2.Na dworze królewskim zjawili się trzej mędrcy. Mieli odmienne poglądy na życie: pierwszy wierzył w siłę Rozumu – przyniósł szachy, drugi sądził, że wszystko zależy od Szczęścia – przyniósł kości do gry, trzeci –, że ważny jest Rozum i Szczęście, więc przyniósł gry tablicowe. ( Legenda znajduje się w Księdze o szachach, grach w kości i grach tablicowych,  napisanej po hiszpańsku w 1283 na zlecenie kastylijskiego  króla Alfonsa X Mądrego.)
 
 
Prawda
 
Bliskie współczesnym zasady gry w szachy opracowano w V wieku n.e. w Indiach, ta starożytna odmiana szachów nosiła nazwę „czaturanga”. Termin ten oznaczał oddział wojska o czterech formacjach.

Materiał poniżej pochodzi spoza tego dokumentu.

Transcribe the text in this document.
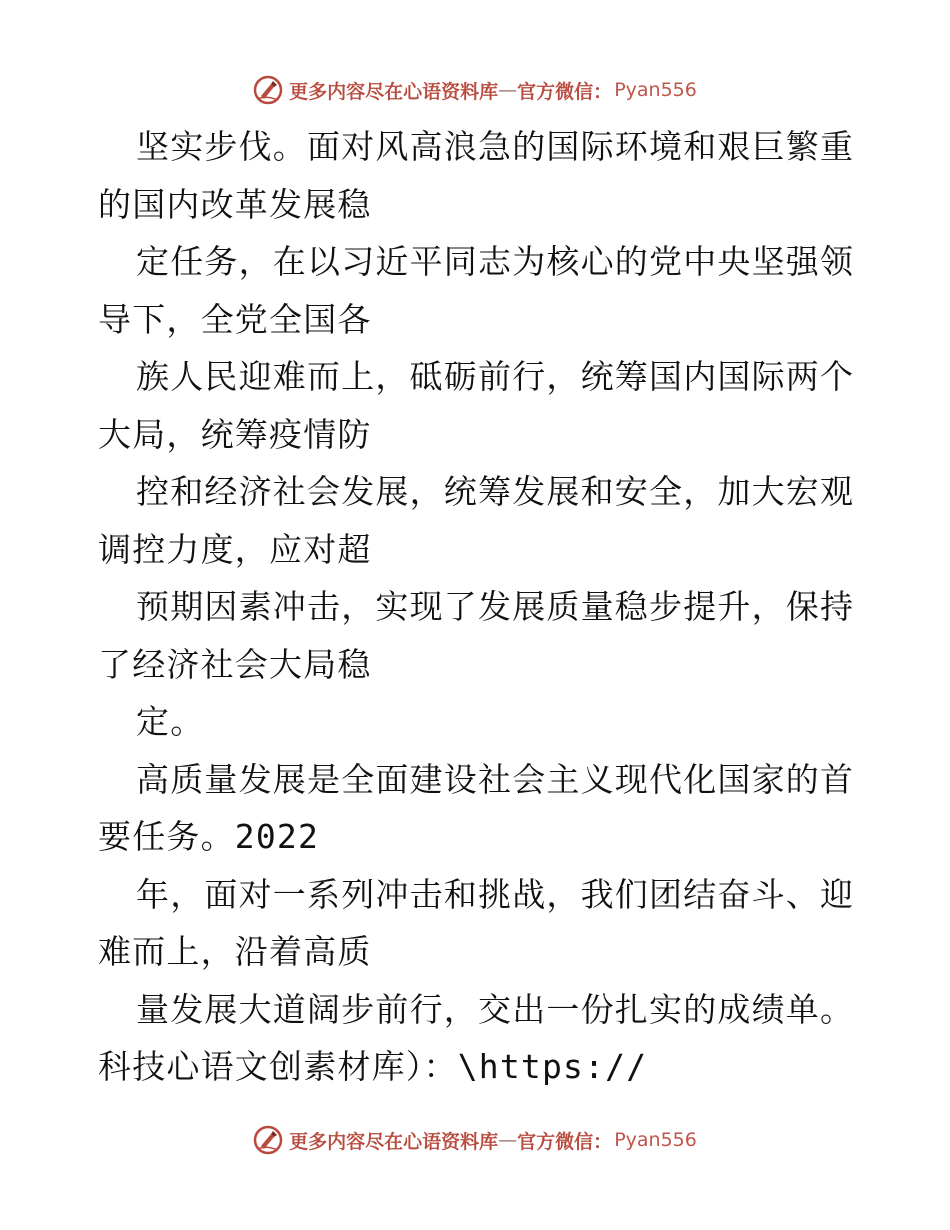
更多内容尽在心语资料库 — 官方微信： Pyan556
坚实步伐。面对风高浪急的国际环境和艰巨繁重
的国内改革发展稳
定任务，在以习近平同志为核心的党中央坚强领
导下，全党全国各
族人民迎难而上，砥砺前行，统筹国内国际两个
大局，统筹疫情防
控和经济社会发展，统筹发展和安全，加大宏观
调控力度，应对超
预期因素冲击，实现了发展质量稳步提升，保持
了经济社会大局稳
定。
高质量发展是全面建设社会主义现代化国家的首
要任务。2022
年，面对一系列冲击和挑战，我们团结奋斗、迎
难而上，沿着高质
量发展大道阔步前行，交出一份扎实的成绩单。
科技心语文创素材库）：\https://
更多内容尽在心语资料库 — 官方微信： Pyan556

Graczy było czterech.
W VI wieku czatarunga zostaje przekształcona przez Persów w grę dwuosobową i nazwana czatrang. Po podboju Persji przez Arabów, w epoce kalifatów ( VII – VIII wiek), czatrang otrzymuje nazwę szatrandż. Zmodyfikowano terminologię i zasady gry.

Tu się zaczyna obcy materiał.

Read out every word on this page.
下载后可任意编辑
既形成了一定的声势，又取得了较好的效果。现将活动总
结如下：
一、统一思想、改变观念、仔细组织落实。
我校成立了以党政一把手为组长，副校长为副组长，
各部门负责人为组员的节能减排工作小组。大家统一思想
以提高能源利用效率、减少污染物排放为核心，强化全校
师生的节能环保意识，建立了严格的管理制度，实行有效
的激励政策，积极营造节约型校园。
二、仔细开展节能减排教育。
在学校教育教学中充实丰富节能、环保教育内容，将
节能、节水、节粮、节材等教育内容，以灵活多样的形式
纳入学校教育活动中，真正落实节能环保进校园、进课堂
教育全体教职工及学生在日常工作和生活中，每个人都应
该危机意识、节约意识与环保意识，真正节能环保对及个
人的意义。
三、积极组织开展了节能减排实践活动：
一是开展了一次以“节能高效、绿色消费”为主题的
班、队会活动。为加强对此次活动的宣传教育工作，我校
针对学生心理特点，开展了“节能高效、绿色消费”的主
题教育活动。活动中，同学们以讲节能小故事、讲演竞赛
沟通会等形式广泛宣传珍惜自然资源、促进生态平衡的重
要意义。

Powstało wiele odmian. Szachy traktowano jako szkołę taktyki i strategii walki, ale także rozrywkę.
 
Stare byliny ruskie zawierają wzmianki o szachach, umiejętność gry stanowiła wielką zaletę opiewanych bohaterów ( np. w bylinach o Stawrze Godinowiczu, o Kalinie i kniaziu Władymirze, Nikticzu ).
 
Królowie grywali w szachy:
1.KAROL WIELKI – król Franków i cesarz rzymski. Grywał w szachy? Raczej się nimi nie interesował, lecz rzeczywistość to jedno a legendy mówią co innego.  Zachowały się figury szachowe z dwóch kompletów przypisanych temu władcy, pochodzą one jednak z okresu późniejszego. W licznych anegdotach i utworach literackich występuje Karol Wielki jako zapalony szachista. W Pieśni o Rolandzie: „ cesarz siedzi w wielkim sadzie; koło niego Roland i Oliwer [...]Na białych jedwabnych dywanach zasiedli rycerze; dla rozrywki najstarsi i najmędrsi grają w warcaby i w szachy...”

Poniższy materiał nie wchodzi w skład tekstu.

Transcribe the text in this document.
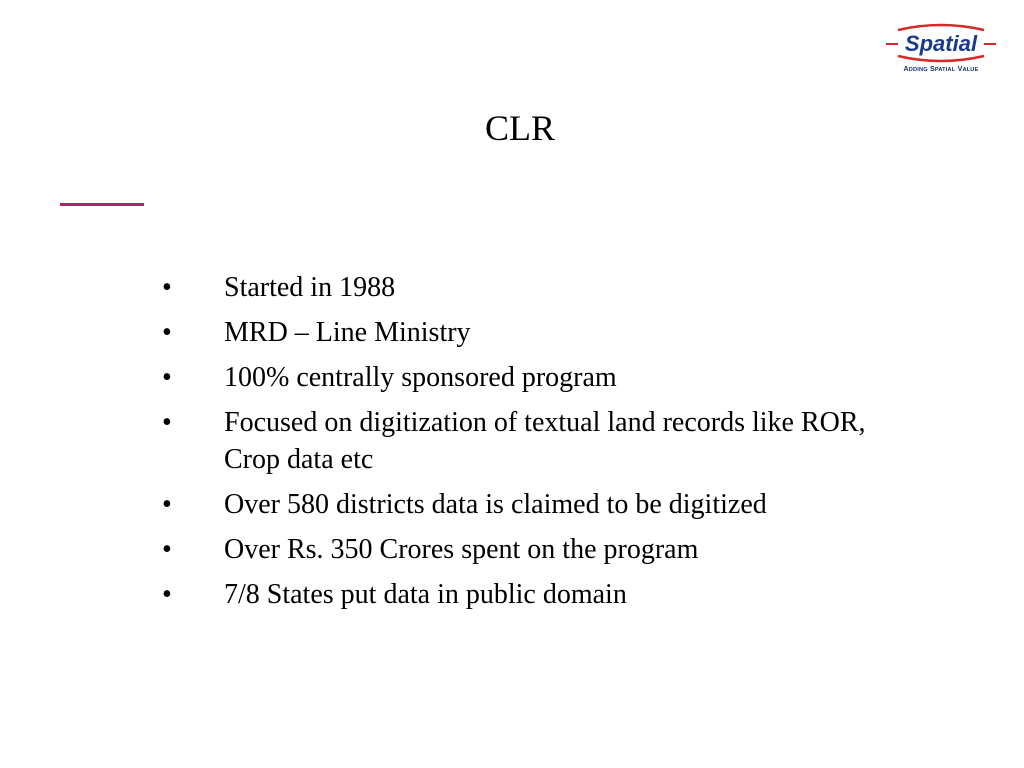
Spatial
ADDING SPATIAL VALUE
CLR
•	Started in 1988
•	MRD – Line Ministry
•	100% centrally sponsored program
•	Focused on digitization of textual land records like ROR, Crop data etc
•	Over 580 districts data is claimed to be digitized
•	Over Rs. 350 Crores spent on the program
•	7/8 States put data in public domain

2.LUDWIK IX ( zwany Świętym) – w 1254 wydał edykt przeciwko zajmowaniu się tą grą, choć sam ją lubił.
3.JAN BEZ ZIEMI –  król angielski, wielki amator szachów, w 1208 nie przerwał gry przyjmując posłów z Rouen.
4.ALFONS X MĄDRY – wspomniany już kastylijski król, historyk i wytrwały popularyzator kultury szachowej.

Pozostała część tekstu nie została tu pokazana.